Methods: We queried the MD Anderson Breast Cancer Management System database to identify patients with stage I–III TNBC who were disease free at 5 years from diagnosis. The Kaplan–Meier method was used to estimate yearly recurrence-free interval (RFI), recurrence-free survival (RFS), and distant relapse-free survival (DRFS), as defined by the STEEP criteria. Cox proportional hazards model was used to compute hazard ratios (HRs) and 95% confidence intervals (CIs).

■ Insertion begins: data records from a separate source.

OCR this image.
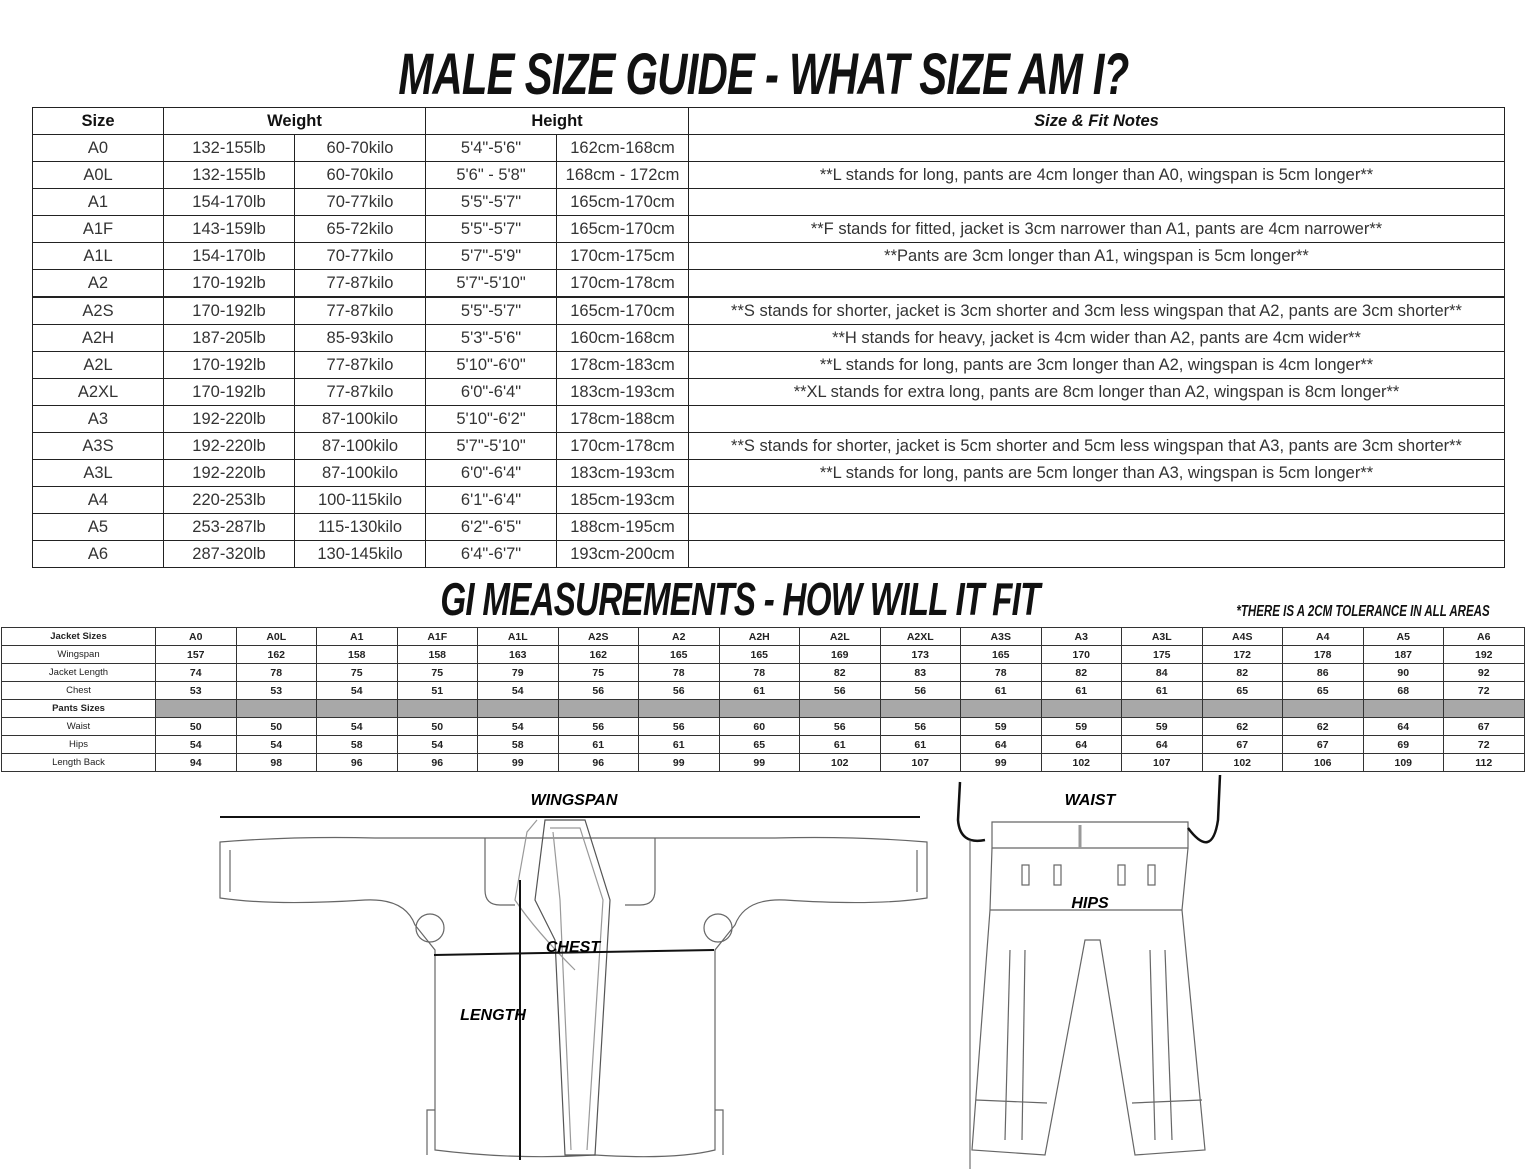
MALE SIZE GUIDE - WHAT SIZE AM I?
Size	Weight		Height		Size & Fit Notes
A0	132-155lb	60-70kilo	5'4"-5'6"	162cm-168cm	
A0L	132-155lb	60-70kilo	5'6" - 5'8"	168cm - 172cm	**L stands for long, pants are 4cm longer than A0, wingspan is 5cm longer**
A1	154-170lb	70-77kilo	5'5"-5'7"	165cm-170cm	
A1F	143-159lb	65-72kilo	5'5"-5'7"	165cm-170cm	**F stands for fitted, jacket is 3cm narrower than A1, pants are 4cm narrower**
A1L	154-170lb	70-77kilo	5'7"-5'9"	170cm-175cm	**Pants are 3cm longer than A1, wingspan is 5cm longer**
A2	170-192lb	77-87kilo	5'7"-5'10"	170cm-178cm	
A2S	170-192lb	77-87kilo	5'5"-5'7"	165cm-170cm	**S stands for shorter, jacket is 3cm shorter and 3cm less wingspan that A2, pants are 3cm shorter**
A2H	187-205lb	85-93kilo	5'3"-5'6"	160cm-168cm	**H stands for heavy, jacket is 4cm wider than A2, pants are 4cm wider**
A2L	170-192lb	77-87kilo	5'10"-6'0"	178cm-183cm	**L stands for long, pants are 3cm longer than A2, wingspan is 4cm longer**
A2XL	170-192lb	77-87kilo	6'0"-6'4"	183cm-193cm	**XL stands for extra long, pants are 8cm longer than A2, wingspan is 8cm longer**
A3	192-220lb	87-100kilo	5'10"-6'2"	178cm-188cm	
A3S	192-220lb	87-100kilo	5'7"-5'10"	170cm-178cm	**S stands for shorter, jacket is 5cm shorter and 5cm less wingspan that A3, pants are 3cm shorter**
A3L	192-220lb	87-100kilo	6'0"-6'4"	183cm-193cm	**L stands for long, pants are 5cm longer than A3, wingspan is 5cm longer**
A4	220-253lb	100-115kilo	6'1"-6'4"	185cm-193cm	
A5	253-287lb	115-130kilo	6'2"-6'5"	188cm-195cm	
A6	287-320lb	130-145kilo	6'4"-6'7"	193cm-200cm	
GI MEASUREMENTS - HOW WILL IT FIT	*THERE IS A 2CM TOLERANCE IN ALL AREAS
Jacket Sizes	A0	A0L	A1	A1F	A1L	A2S	A2	A2H	A2L	A2XL	A3S	A3	A3L	A4S	A4	A5	A6
Wingspan	157	162	158	158	163	162	165	165	169	173	165	170	175	172	178	187	192
Jacket Length	74	78	75	75	79	75	78	78	82	83	78	82	84	82	86	90	92
Chest	53	53	54	51	54	56	56	61	56	56	61	61	61	65	65	68	72
Pants Sizes																	
Waist	50	50	54	50	54	56	56	60	56	56	59	59	59	62	62	64	67
Hips	54	54	58	54	58	61	61	65	61	61	64	64	64	67	67	69	72
Length Back	94	98	96	96	99	96	99	99	102	107	99	102	107	102	106	109	112
WINGSPAN
CHEST
LENGTH
WAIST
HIPS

Results: We identified 873 patients who were disease free at least 5 years from diagnosis with median follow-up of 8.3 years. The 10-year RFI was 97%, RFS 91%, and DRFS 92%; the 15-year RFI was 95%, RFS 83%, and DRFS 84%. On a subset of patients with oestrogen receptor and progesterone receptor percentage recorded, low hormone receptor positivity conferred higher risk of late events on multivariable analysis for RFS only (RFI: HR=1.98, 95% CI=0.70–5.62, P-value=0.200; RFS: HR=1.94, 95% CI=1.05–3.56, P-value=0.034; DRFS: HR=1.72, 95% CI=0.92–3.24, P-value=0.091).
Conclusions: The TNBC survivors who have been disease free for 5 years have a low probability of experiencing recurrence over the subsequent 10 years. Patients with low hormone receptor-positive cancers may have a higher risk of late events as measured by RFS but not by RFI or DRFS.